Живя по такому графику, Маша вскоре стала ненавидеть творческую работу и задыхалась от бессилия, выслушивая справедливые упреки сына, требовавшего внимания и ревновавшего ее к бесконечной писанине. Он выбрасывал, прятал или просто рвал наброски матери, полагая, что таким образом помогает ей избавиться от проблем.

Следовало ли удивляться, что об общении с начальником по душам не могло быть и речи. Маша и в страшном сне не могла представить себя в роли просительницы. Оставшись как-то по вине бывшего мужа в Москве без денег и билетов, она не воспользовалась случаем принять помощь от Онищенко, хотя понимала, что они с сыном могут попасть в беду. В ожидании чуда она стояла на платформе, надеясь встретить хоть каких-то земляков и попросить взаймы денег. По закону подлости единственным знакомым пассажиром в тот день оказался ее шеф. Он расшибся бы в доску, но помог всякому, кого знал, тем более подчиненной, но Маша лишь сухо поздоровалась и прошла мимо. Когда поезд тронулся, она едва не лишилась сознания, понимая, что полковник был единственным шансом на спасение.

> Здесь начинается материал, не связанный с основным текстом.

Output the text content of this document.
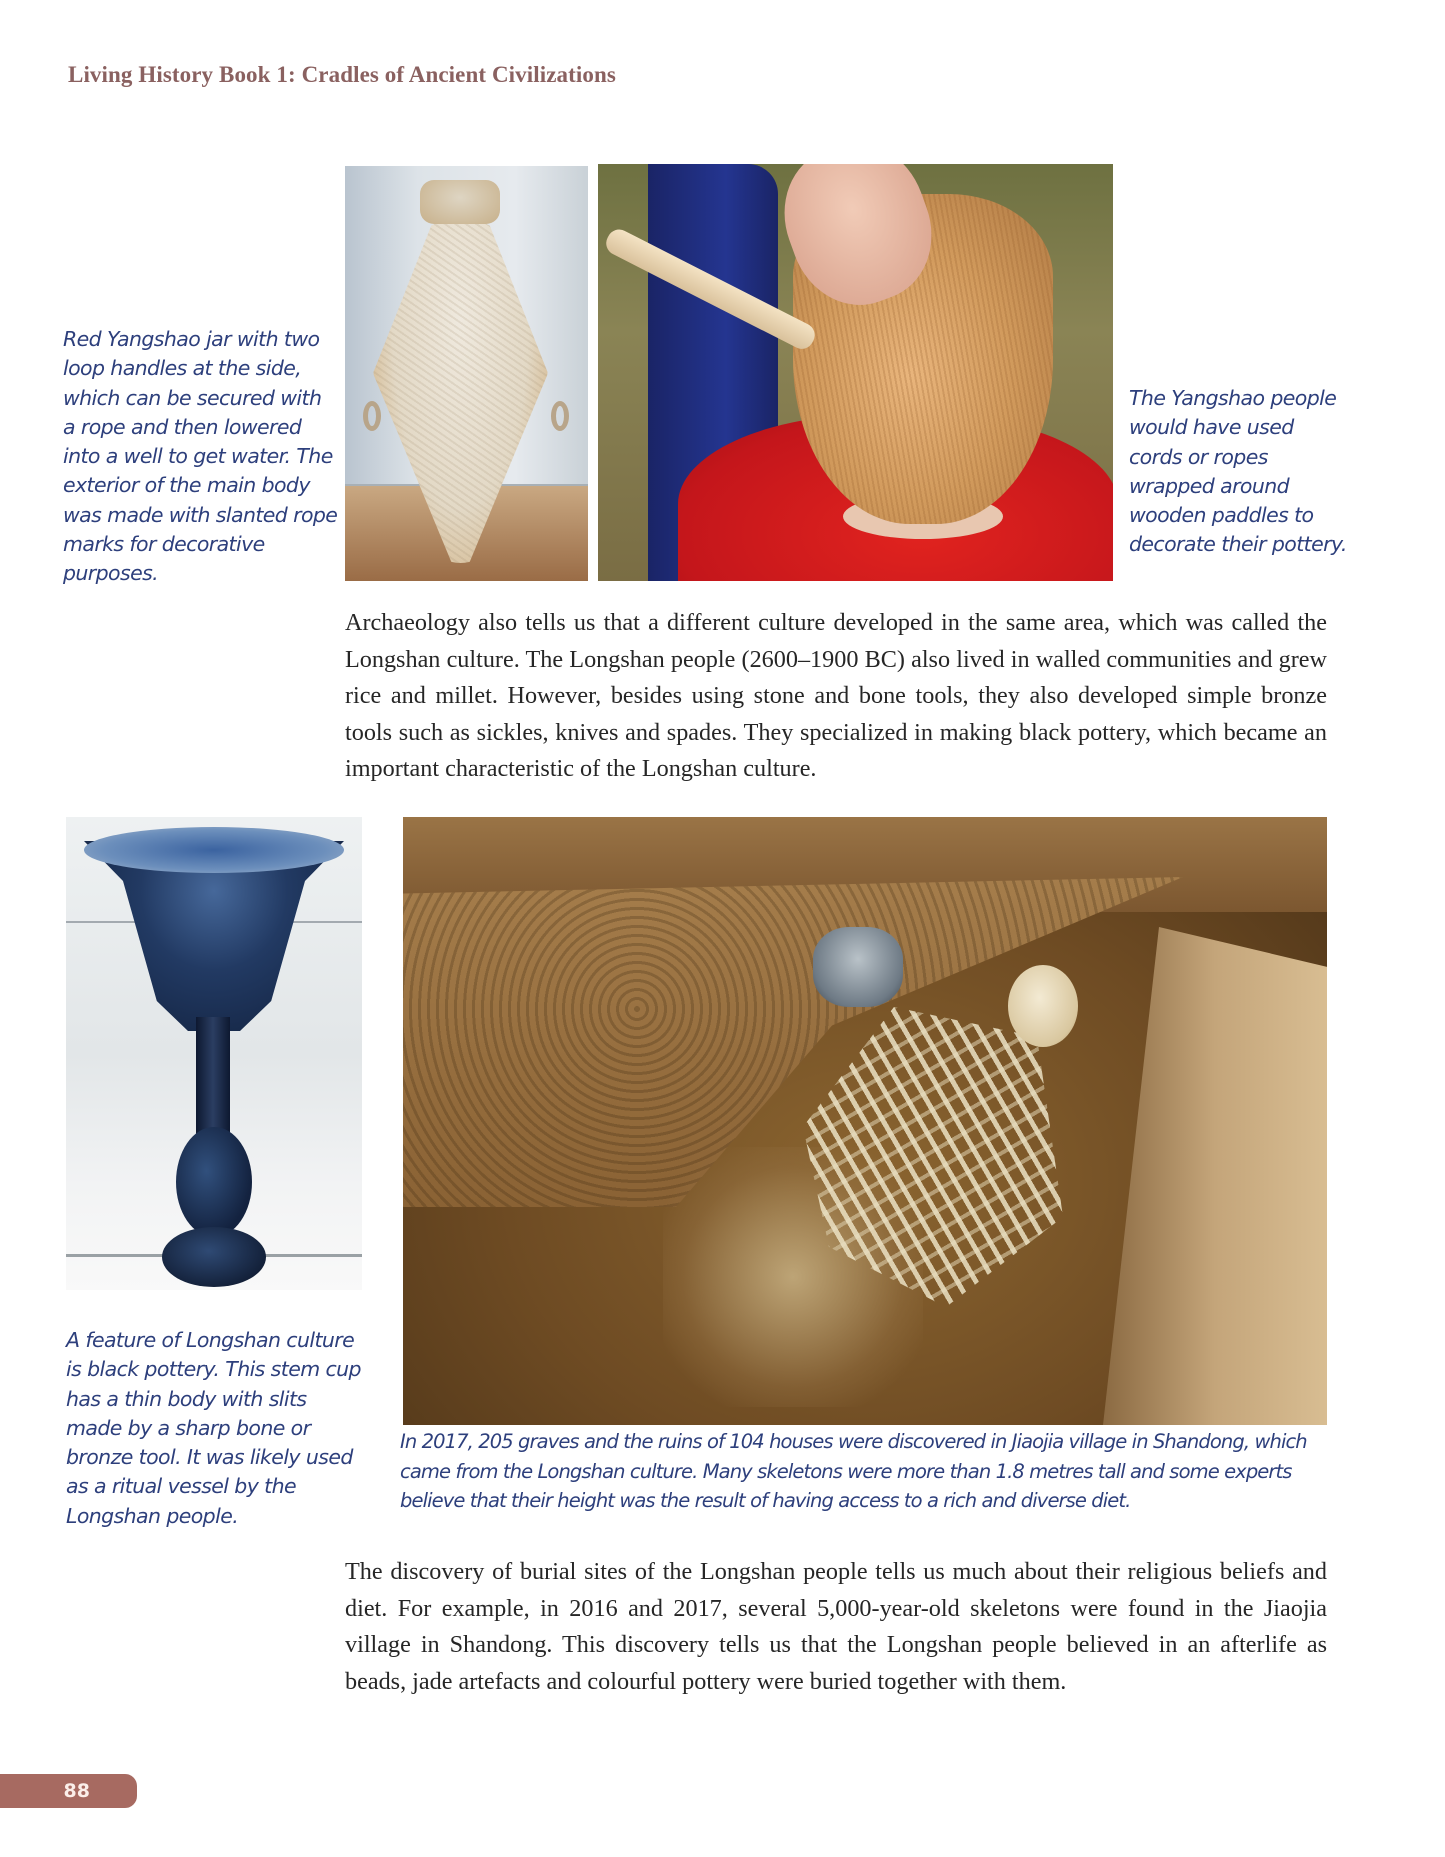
Living History Book 1: Cradles of Ancient Civilizations

Red Yangshao jar with two loop handles at the side, which can be secured with a rope and then lowered into a well to get water. The exterior of the main body was made with slanted rope marks for decorative purposes.

The Yangshao people would have used cords or ropes wrapped around wooden paddles to decorate their pottery.

Archaeology also tells us that a different culture developed in the same area, which was called the Longshan culture. The Longshan people (2600–1900 BC) also lived in walled communities and grew rice and millet. However, besides using stone and bone tools, they also developed simple bronze tools such as sickles, knives and spades. They specialized in making black pottery, which became an important characteristic of the Longshan culture.

A feature of Longshan culture is black pottery. This stem cup has a thin body with slits made by a sharp bone or bronze tool. It was likely used as a ritual vessel by the Longshan people.

In 2017, 205 graves and the ruins of 104 houses were discovered in Jiaojia village in Shandong, which came from the Longshan culture. Many skeletons were more than 1.8 metres tall and some experts believe that their height was the result of having access to a rich and diverse diet.

The discovery of burial sites of the Longshan people tells us much about their religious beliefs and diet. For example, in 2016 and 2017, several 5,000-year-old skeletons were found in the Jiaojia village in Shandong. This discovery tells us that the Longshan people believed in an afterlife as beads, jade artefacts and colourful pottery were buried together with them.

88
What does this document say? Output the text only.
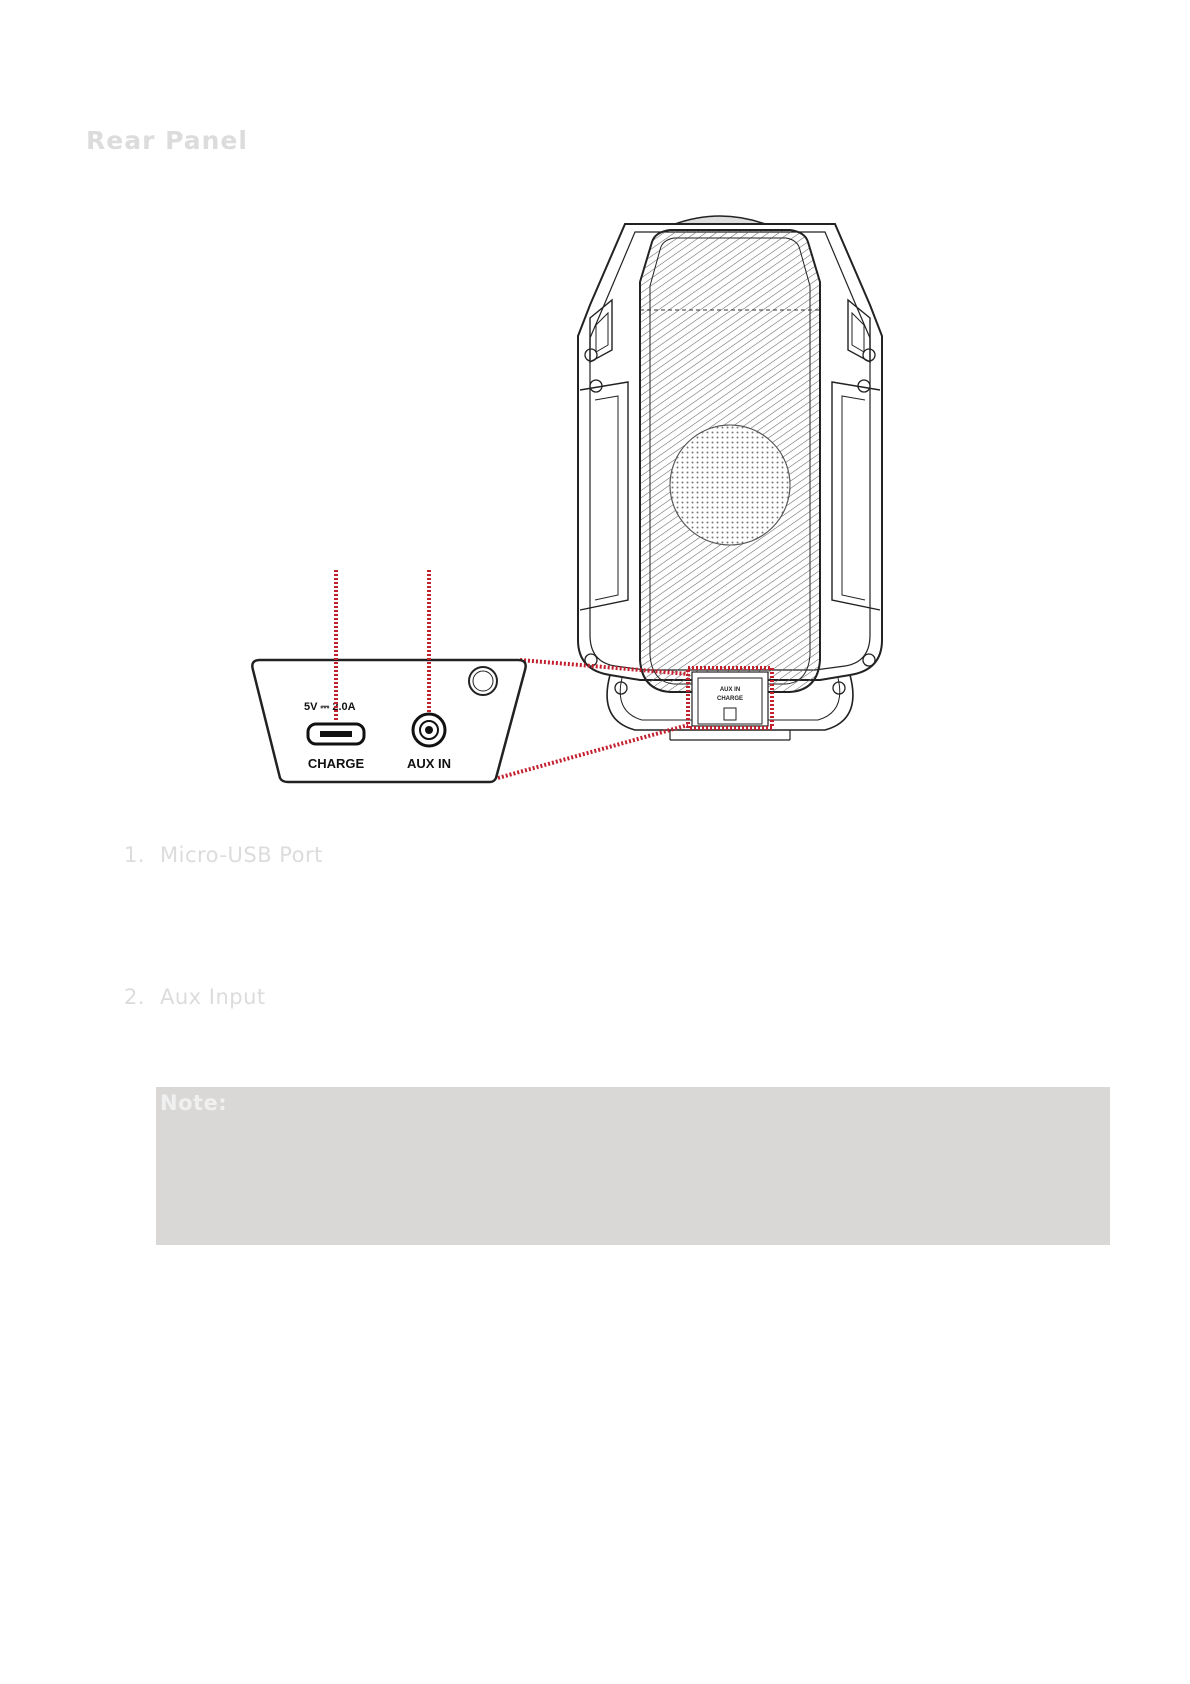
Rear Panel
AUX IN
CHARGE
5V ⎓ 2.0A
CHARGE	AUX IN
1. Micro-USB Port
2. Aux Input
Note:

Билеты на обратную дорогу через свою знакомую доставал Дмитрий. Он обещал встретить их с сыном или на крайний случай оставить проездные документы у коменданта, но не сделал ни того, ни другого. Денег, оставшихся у Маши после отпуска, хватило только на билет в общий вагон до соседнего областного центра. Не задумываясь, как они будут выбираться из краев, где знакомых не может быть по определению, Маша с сыном обреченно села в поезд. Но Создатель не оставил ее. Место рядом заняла ухоженная дама, костюм и духи которой указывали на высокий статус попутчицы. Она оказалась вдовой погибшего в столичной командировке бизнесмена. Похоронив мужа, женщина ездила на встречу с его компаньонами и получила гарантии всяческой поддержки. Ей требовалось проехать всего одну остановку, потому она купила билет в первый попавшийся состав. Видя распухшее от слез лицо Маши и испуганный взгляд ее семилетнего сына, уходя, она незаметно положила в детский карман купюру самого высокого достоинства. Благодаря чему незадачливые пассажиры добрались до дома комфортно и без проблем. Все эти годы Маша жалела только об одном, что не знает имени и адреса своей спасительницы. Посещая храмы, она неизменно молилась о долгих летах и благоденствии для таинственной незнакомки…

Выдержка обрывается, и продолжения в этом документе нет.